Dishes & Holes. Parabolic dishes make by far the most versatile radio telescopes; they can be used to tune in on several wave lengths at the same time. The most famous dish, the 250-foot monster at Jodrell Bank, near Manchester. England, started work in 1957 and is still going strong. Probably the most effective dish is the 210-footer at Parkes, Australia. The biggest dish. 300 ft. in diameter, is at Green Bank. W. Va.

Big steerable dishes that can be turned to point all over the sky are extremely expensive. For large area and proportionately high sensitivity at reasonable cost, radio astronomers dig cylindrical or hemispherical holes in the ground and line them with radio-reflecting metal. These immovable reflectors cannot be steered except by electronic trickery, but their sheer size gives them enormous power. The cylindrical telescope at the University of Illinois has 3½ times the area of the Green Bank dish.

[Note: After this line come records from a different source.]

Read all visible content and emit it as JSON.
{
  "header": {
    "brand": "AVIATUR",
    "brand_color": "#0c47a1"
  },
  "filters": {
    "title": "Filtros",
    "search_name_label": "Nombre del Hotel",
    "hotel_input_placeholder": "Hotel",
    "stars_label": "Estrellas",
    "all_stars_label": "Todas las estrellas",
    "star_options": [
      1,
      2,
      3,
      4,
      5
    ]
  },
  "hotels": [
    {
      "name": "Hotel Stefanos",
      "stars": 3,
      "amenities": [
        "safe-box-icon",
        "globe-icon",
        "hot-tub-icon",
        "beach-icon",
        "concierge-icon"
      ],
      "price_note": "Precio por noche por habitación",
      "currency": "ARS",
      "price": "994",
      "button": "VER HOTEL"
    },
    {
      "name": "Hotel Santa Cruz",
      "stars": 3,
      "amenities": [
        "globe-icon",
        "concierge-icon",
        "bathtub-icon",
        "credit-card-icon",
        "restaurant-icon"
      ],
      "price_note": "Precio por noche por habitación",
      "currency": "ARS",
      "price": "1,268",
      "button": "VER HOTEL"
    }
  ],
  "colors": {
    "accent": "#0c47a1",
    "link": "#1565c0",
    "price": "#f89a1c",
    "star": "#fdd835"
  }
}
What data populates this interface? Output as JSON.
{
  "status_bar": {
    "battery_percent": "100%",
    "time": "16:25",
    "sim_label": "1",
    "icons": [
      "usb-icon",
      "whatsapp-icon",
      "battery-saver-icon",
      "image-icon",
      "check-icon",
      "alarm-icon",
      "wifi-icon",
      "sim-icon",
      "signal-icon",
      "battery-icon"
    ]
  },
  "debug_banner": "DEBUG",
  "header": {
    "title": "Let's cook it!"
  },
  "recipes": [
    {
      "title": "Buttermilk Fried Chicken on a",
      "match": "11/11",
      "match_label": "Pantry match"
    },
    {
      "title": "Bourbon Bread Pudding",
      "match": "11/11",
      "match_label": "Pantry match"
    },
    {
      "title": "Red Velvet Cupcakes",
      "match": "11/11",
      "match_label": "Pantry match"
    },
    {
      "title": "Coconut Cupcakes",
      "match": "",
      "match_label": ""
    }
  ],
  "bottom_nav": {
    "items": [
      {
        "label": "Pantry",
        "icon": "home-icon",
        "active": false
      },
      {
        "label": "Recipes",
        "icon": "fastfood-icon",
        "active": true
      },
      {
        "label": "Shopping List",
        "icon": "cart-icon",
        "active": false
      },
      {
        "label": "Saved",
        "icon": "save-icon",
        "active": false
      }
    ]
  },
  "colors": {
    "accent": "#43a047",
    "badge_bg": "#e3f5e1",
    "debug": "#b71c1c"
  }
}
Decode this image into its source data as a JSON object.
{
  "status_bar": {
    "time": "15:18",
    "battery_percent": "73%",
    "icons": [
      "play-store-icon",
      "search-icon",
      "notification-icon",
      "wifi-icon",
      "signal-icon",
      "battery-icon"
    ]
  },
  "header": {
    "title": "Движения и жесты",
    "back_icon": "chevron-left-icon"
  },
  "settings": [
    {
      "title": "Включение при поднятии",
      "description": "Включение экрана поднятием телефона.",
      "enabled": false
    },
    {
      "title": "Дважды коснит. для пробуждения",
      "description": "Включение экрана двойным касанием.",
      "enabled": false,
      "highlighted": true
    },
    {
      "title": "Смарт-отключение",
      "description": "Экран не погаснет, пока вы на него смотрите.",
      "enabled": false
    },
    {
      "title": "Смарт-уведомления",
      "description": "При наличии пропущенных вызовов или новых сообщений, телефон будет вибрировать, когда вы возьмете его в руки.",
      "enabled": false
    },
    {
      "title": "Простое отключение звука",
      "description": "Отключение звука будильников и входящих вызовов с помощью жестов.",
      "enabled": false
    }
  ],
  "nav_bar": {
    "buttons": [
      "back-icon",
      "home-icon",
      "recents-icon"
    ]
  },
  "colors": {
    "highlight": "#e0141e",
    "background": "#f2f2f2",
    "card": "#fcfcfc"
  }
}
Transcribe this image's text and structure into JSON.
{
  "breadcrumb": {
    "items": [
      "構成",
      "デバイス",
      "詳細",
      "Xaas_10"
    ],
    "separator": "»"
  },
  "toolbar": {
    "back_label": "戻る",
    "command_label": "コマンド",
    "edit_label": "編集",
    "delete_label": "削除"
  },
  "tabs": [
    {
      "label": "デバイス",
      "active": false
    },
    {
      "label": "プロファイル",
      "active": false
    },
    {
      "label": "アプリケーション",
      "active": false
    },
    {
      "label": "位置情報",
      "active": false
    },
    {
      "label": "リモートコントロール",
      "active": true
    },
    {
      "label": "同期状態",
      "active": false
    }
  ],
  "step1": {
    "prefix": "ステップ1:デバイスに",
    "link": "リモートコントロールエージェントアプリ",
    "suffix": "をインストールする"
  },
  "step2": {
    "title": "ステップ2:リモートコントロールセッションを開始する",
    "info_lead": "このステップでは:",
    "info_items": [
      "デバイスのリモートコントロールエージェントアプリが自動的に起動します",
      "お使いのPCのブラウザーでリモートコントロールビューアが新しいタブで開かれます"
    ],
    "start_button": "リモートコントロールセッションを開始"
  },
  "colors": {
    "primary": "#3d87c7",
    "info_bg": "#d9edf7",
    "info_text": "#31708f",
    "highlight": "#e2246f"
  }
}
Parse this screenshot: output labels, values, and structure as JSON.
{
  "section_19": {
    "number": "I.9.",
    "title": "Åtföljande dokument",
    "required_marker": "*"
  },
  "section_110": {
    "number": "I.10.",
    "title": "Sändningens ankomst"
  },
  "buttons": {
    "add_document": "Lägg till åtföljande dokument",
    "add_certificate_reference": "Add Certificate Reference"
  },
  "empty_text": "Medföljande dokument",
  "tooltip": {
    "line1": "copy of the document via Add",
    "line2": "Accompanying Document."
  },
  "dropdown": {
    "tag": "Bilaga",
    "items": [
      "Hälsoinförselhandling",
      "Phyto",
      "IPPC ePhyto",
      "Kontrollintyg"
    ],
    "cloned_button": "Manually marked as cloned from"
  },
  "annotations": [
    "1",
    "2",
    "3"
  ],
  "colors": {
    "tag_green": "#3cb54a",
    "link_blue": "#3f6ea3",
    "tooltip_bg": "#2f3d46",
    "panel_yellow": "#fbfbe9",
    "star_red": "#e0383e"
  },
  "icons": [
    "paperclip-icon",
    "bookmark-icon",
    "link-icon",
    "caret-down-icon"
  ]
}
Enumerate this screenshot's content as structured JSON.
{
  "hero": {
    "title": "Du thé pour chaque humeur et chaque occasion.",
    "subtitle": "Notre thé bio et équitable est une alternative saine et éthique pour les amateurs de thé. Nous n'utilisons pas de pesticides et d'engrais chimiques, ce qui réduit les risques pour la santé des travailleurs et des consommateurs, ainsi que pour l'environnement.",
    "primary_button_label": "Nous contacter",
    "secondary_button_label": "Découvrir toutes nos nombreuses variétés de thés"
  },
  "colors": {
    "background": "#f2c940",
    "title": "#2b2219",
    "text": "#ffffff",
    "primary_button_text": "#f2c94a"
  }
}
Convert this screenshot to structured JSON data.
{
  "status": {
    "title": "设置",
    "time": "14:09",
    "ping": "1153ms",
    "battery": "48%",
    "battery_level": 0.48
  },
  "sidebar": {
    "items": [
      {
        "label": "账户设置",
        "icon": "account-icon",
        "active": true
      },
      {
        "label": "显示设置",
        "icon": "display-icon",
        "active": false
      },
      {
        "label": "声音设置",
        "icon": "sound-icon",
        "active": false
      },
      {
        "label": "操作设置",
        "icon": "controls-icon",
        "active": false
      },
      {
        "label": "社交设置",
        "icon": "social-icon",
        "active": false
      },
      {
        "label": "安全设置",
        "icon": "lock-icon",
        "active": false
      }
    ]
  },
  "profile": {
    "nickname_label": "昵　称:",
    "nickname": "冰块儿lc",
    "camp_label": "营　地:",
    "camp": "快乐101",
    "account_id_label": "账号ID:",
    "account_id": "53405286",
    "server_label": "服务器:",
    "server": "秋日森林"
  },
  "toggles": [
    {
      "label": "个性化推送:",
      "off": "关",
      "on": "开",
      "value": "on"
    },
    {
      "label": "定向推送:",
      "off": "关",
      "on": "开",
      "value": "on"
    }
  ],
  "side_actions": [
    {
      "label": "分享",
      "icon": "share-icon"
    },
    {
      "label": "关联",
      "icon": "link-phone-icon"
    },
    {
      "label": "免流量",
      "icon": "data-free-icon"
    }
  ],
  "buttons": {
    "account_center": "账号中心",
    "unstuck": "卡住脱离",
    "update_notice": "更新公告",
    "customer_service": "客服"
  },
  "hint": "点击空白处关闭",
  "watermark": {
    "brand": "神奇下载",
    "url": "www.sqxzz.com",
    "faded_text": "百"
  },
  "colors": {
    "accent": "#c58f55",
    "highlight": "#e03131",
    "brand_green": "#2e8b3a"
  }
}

One important type of radio telescope does not try to observe celestial objects with a single antenna. Instead, two antennas are placed a considerable distance apart and connected electronically so that they function like parts of a single, very large dish. Since a telescope's resolution is proportionate to its width, the double antenna has a far narrower beam than a single dish. Even finer resolution is obtained by long, rocking metal troughs that gather radio waves and focus them so that they interact with waves gathered by another antenna running at right angles to the first. In Australia, and at Cambridge University. England, such intricate apparatus record information on punched tape and feed it into electronic computers for analysis. They have an effective beam so slender that it can distinguish objects many billion light-years distant in space. The most complex setups of all use two dishes scores of miles apart, feeding their information by microwave beams to a common center.